Mais c’est aussi ce que la philosophie ontologique et celle existentielle dé-couvre. De même que les grecs dé-couvre la potentialité de l’intentionnalisation et s’étonnent du monde, les grands sujets puis les sujets ; ceux qui sont réduits à leur vie, et ont quitté le romantisme flamboyant ou le désespoir grandiose qui ont de romantique l’infini et la confrontation dégoutante avec le monde, donné là, post étatique, qui aplanit selon l’universel le monde donné tel quel ; notons que les sujets sont encore plus « grands » que les grands sujets, parce qu’ils affrontent sombrement le délabrement avec un mordant et une fureur sans égale, Rimbaud qui assassine l’infini le premier, Céline ou les existentiels.

Dans le présent existe donc le monde donné là et cette bizarrerie du « là » (qui revient au final à l’étendue de Descartes ; l’être par Descartes est « là » comme étendue-monde, et notre-être est « posé » dessus cette surface d’espace temps, comptée un par un, et c’est uniquement par ce retour incompréhensible sur (soi) qu’est le doute-cogito-infini-corps-étendue qui « ça nous vient »… quoi ? On ne sait pas).

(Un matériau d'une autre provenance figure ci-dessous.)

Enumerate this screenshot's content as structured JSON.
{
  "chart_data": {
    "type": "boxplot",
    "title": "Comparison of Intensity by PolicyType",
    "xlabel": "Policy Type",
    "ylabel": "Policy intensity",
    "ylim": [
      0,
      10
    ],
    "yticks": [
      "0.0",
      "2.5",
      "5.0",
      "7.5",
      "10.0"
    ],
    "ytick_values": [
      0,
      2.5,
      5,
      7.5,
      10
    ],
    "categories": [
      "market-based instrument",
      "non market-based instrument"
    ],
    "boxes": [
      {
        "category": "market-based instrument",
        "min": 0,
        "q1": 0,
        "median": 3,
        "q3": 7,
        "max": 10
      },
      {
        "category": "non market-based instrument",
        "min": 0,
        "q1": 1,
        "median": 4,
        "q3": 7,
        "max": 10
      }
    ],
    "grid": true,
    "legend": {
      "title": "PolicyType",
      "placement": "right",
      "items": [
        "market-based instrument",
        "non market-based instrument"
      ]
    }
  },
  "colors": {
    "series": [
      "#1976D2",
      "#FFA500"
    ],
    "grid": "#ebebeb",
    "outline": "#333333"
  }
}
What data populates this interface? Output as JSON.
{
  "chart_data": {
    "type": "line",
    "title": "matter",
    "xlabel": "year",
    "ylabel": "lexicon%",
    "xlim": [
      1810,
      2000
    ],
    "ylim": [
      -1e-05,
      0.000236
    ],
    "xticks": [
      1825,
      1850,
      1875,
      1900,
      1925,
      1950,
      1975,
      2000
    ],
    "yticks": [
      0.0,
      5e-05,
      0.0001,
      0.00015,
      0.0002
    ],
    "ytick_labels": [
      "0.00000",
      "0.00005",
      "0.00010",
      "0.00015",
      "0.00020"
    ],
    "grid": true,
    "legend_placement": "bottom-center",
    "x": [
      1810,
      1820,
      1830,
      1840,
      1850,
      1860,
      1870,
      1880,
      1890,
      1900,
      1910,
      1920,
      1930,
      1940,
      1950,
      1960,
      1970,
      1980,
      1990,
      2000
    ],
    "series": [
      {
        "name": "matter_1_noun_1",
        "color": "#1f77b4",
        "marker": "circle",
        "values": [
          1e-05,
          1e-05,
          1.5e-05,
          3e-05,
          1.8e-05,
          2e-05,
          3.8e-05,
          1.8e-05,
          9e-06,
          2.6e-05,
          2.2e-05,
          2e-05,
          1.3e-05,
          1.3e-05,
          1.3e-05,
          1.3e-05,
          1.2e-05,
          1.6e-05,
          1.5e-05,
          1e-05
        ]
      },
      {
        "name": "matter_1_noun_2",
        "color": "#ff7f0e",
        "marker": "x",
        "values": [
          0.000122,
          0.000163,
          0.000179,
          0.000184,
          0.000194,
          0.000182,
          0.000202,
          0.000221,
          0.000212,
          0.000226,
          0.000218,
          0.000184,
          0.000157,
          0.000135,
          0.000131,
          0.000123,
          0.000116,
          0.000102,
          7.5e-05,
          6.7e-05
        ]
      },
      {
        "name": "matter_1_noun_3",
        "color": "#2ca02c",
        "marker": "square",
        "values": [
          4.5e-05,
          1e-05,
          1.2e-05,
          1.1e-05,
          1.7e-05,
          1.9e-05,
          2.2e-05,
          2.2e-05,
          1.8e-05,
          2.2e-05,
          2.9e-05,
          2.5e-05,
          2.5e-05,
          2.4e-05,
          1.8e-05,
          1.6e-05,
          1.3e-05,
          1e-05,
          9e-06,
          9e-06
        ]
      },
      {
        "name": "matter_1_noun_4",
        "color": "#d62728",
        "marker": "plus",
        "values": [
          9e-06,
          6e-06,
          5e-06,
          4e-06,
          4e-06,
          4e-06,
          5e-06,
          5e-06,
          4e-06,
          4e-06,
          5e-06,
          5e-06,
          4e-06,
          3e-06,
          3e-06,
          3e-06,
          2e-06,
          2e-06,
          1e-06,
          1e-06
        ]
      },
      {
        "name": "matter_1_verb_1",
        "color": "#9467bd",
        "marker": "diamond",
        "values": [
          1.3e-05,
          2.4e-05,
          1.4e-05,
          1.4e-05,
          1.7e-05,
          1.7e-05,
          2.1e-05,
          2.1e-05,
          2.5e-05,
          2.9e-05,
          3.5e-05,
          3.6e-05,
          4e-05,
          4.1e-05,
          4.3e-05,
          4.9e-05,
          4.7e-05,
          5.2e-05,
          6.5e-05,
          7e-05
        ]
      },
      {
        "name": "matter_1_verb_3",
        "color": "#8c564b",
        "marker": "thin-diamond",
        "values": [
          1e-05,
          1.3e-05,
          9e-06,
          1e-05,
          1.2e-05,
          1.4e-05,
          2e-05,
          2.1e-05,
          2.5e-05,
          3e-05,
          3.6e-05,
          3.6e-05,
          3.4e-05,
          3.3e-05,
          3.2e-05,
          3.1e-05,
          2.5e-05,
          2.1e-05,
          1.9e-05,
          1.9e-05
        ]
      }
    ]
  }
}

Si le monde dans toute sa matérialité est la mémoire de tout ce qu’il est, fut et tend vers ce qu’il sera, le présent intervient par le point indescriptible qu’il impose. Et comme notre être, bien qu’il s’imagine dans un autre regard, serait-il lui-même son propre autre regard (qui n’existe pas comme autre, ou plus exactement qui est Autre en un sens étrange), est articulé au présent, c’est dans l’activisme même du présent, de l’actualisation que notre être est constamment rassemblé et désassemblé. Et il n’est pas étonnant que la position du moi soit douloureuse, épouvantable, ou limitativement heureuse ou adorable. Parce que ce qui est acquis se fonde sur la séparation, mais la séparation est ce qui permet la réalisation, la ré-articulation.

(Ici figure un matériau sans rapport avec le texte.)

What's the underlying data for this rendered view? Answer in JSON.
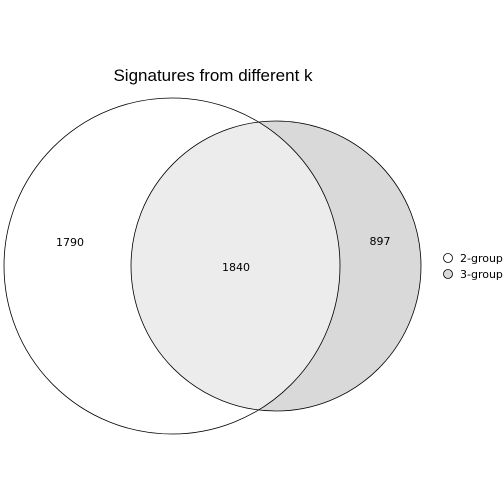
{
  "title": "Signatures from different k",
  "sets": [
    {
      "name": "2-group",
      "fill": "#ffffff"
    },
    {
      "name": "3-group",
      "fill": "#d9d9d9"
    }
  ],
  "regions": {
    "only_2group": "1790",
    "overlap": "1840",
    "only_3group": "897"
  },
  "colors": {
    "overlap_fill": "#ececec",
    "stroke": "#000000"
  }
}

Et il est clair que si il existe une structure adéquate, ça n’est plus le bonheur ou la réussite qui produisent une réalisation, bonheur et réussite qui sont des effets, mais l’acquisition structurelle de notre être par son éclatement, sa remontée interne en et par la structure ; cette remontée n’est rien d’autre que le devenir lui-même, à savoir notre historicité, le devenir structurel depuis les grecs, le devenir qui en d’autres mondes s’est réfléchi structurellement (on a déjà noté la ressemblance d’Eckhart et de la pensée orientale), et pour les mois, puisque c’est le présent qui actualise, il est apparent que l’exposition, le déroulement, le ré-enroulement, l’exactitude plutôt que l’incertain, l’extension et l’intensification de la personnalisation, sa recomposition active et non plus son état inerte de « nature humaine » ou de « personnalité destinale », l’échappée hors du destin précisément, et ce par épuisement dans l’actualisation de ce qui se tient massivement et pèse dans la mémoire du moi, dans sa matérialisation, sa donnée pesante qui envahit le présent.

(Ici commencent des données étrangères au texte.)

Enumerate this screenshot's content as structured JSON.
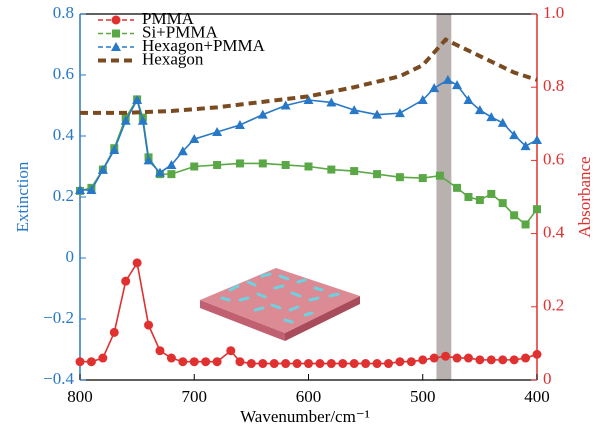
{
  "chart_data": {
    "type": "line",
    "xlabel": "Wavenumber/cm⁻¹",
    "ylabel": "Extinction",
    "y2label": "Absorbance",
    "xlim": [
      800,
      400
    ],
    "xticks": [
      800,
      700,
      600,
      500,
      400
    ],
    "ylim": [
      -0.4,
      0.8
    ],
    "yticks": [
      {
        "value": -0.4,
        "label": "−0.4"
      },
      {
        "value": -0.2,
        "label": "−0.2"
      },
      0,
      0.2,
      0.4,
      0.6,
      0.8
    ],
    "y2lim": [
      0,
      1.0
    ],
    "y2ticks": [
      0,
      0.2,
      0.4,
      0.6,
      0.8,
      {
        "value": 1.0,
        "label": "1.0"
      }
    ],
    "legend": "upper left",
    "highlight_band": [
      488,
      475
    ],
    "highlight_color": "#b9b0b0",
    "series": [
      {
        "name": "PMMA",
        "color": "#e03030",
        "marker": "circle",
        "axis": "y2",
        "x": [
          800,
          790,
          780,
          770,
          760,
          750,
          740,
          730,
          720,
          710,
          700,
          690,
          680,
          668,
          660,
          650,
          640,
          630,
          620,
          610,
          600,
          590,
          580,
          570,
          560,
          550,
          540,
          530,
          520,
          510,
          500,
          490,
          480,
          470,
          460,
          450,
          440,
          430,
          420,
          410,
          400
        ],
        "values": [
          0.05,
          0.05,
          0.06,
          0.13,
          0.27,
          0.32,
          0.15,
          0.08,
          0.06,
          0.05,
          0.05,
          0.05,
          0.05,
          0.08,
          0.05,
          0.045,
          0.045,
          0.045,
          0.045,
          0.045,
          0.045,
          0.045,
          0.045,
          0.045,
          0.045,
          0.045,
          0.045,
          0.045,
          0.05,
          0.05,
          0.055,
          0.06,
          0.065,
          0.06,
          0.06,
          0.055,
          0.055,
          0.055,
          0.055,
          0.06,
          0.07
        ]
      },
      {
        "name": "Si+PMMA",
        "color": "#5aa845",
        "marker": "square",
        "x": [
          800,
          790,
          780,
          770,
          760,
          750,
          745,
          740,
          730,
          720,
          700,
          680,
          660,
          640,
          620,
          600,
          580,
          560,
          540,
          520,
          500,
          485,
          470,
          460,
          450,
          440,
          430,
          420,
          410,
          400
        ],
        "values": [
          0.22,
          0.23,
          0.29,
          0.36,
          0.46,
          0.52,
          0.46,
          0.33,
          0.275,
          0.275,
          0.3,
          0.305,
          0.31,
          0.31,
          0.305,
          0.3,
          0.29,
          0.285,
          0.275,
          0.265,
          0.262,
          0.27,
          0.23,
          0.2,
          0.19,
          0.21,
          0.18,
          0.14,
          0.11,
          0.16
        ]
      },
      {
        "name": "Hexagon+PMMA",
        "color": "#2878c8",
        "marker": "triangle",
        "x": [
          800,
          790,
          780,
          770,
          760,
          750,
          745,
          740,
          730,
          720,
          710,
          700,
          680,
          660,
          640,
          620,
          600,
          580,
          560,
          540,
          520,
          500,
          490,
          478,
          470,
          460,
          450,
          440,
          430,
          420,
          410,
          400
        ],
        "values": [
          0.223,
          0.223,
          0.289,
          0.354,
          0.45,
          0.518,
          0.45,
          0.32,
          0.28,
          0.305,
          0.35,
          0.39,
          0.413,
          0.436,
          0.47,
          0.5,
          0.518,
          0.51,
          0.485,
          0.47,
          0.475,
          0.518,
          0.557,
          0.584,
          0.567,
          0.518,
          0.485,
          0.462,
          0.443,
          0.403,
          0.367,
          0.387
        ]
      },
      {
        "name": "Hexagon",
        "color": "#7a4a20",
        "marker": "none",
        "dashed": true,
        "axis": "y2",
        "x": [
          800,
          760,
          720,
          680,
          640,
          600,
          560,
          520,
          500,
          480,
          460,
          440,
          420,
          400
        ],
        "values": [
          0.73,
          0.73,
          0.735,
          0.745,
          0.76,
          0.775,
          0.8,
          0.83,
          0.86,
          0.93,
          0.9,
          0.87,
          0.84,
          0.82
        ]
      }
    ]
  }
}
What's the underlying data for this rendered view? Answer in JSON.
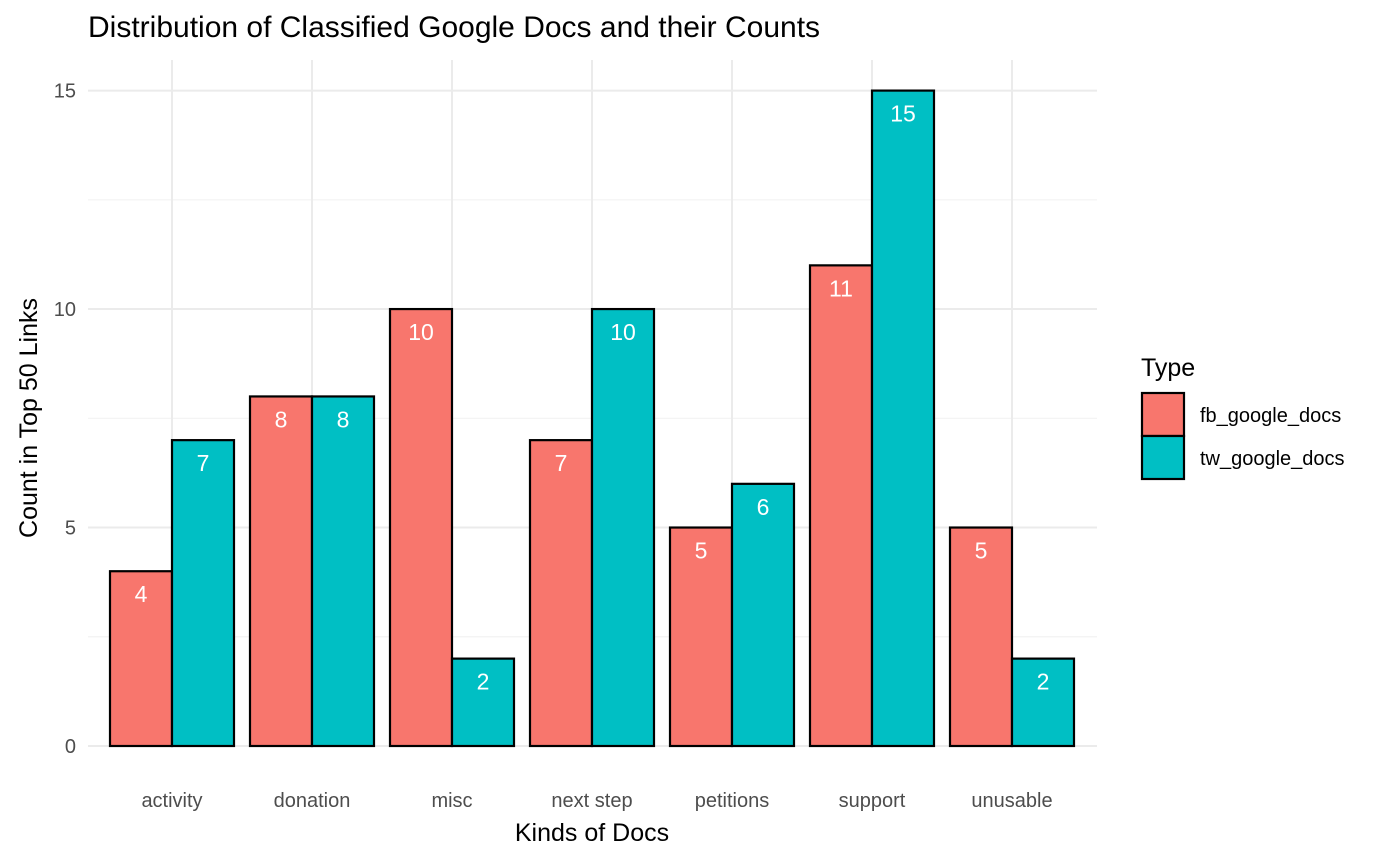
{
  "chart_data": {
    "type": "bar",
    "title": "Distribution of Classified Google Docs and their Counts",
    "xlabel": "Kinds of Docs",
    "ylabel": "Count in Top 50 Links",
    "categories": [
      "activity",
      "donation",
      "misc",
      "next step",
      "petitions",
      "support",
      "unusable"
    ],
    "series": [
      {
        "name": "fb_google_docs",
        "color": "#F8766D",
        "values": [
          4,
          8,
          10,
          7,
          5,
          11,
          5
        ]
      },
      {
        "name": "tw_google_docs",
        "color": "#00BFC4",
        "values": [
          7,
          8,
          2,
          10,
          6,
          15,
          2
        ]
      }
    ],
    "ylim": [
      0,
      15.7
    ],
    "y_ticks": [
      0,
      5,
      10,
      15
    ],
    "grid": true,
    "legend": {
      "title": "Type",
      "position": "right"
    }
  }
}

Et de même que les grecs n’inventent pas des « idées » mais découvrent la structure même (la conscience-de intentionnelle qui crée des machines, politiques, esthétiques, éthiques, idéelles, des machines intentionnalisatrices, les systèmes philosophiques, qui démultiplient les possibilités de conscience), de même les mois et l’hypothèse de la « nature humaine » (sur laquelle sont fondés le libéralisme ou le communisme) œuvrent précisément à désenrouler ce piège de notre « nature », de notre matérialisation, de notre incorporation ; la structure se rendra-t-elle capable en un corps ? En un moi ? En une humanisation ? Ce dont nous jouons ce ne sont pas des idées mais d’une part une structure réelle, et d’autre part la matérialisation même des corps et des langages et des groupes et des signes. Ça doit se remuer du dedans et non pas s’imaginer abstraitement. Et c’est pour cela que l’on souffre, que l’on souffre physiquement.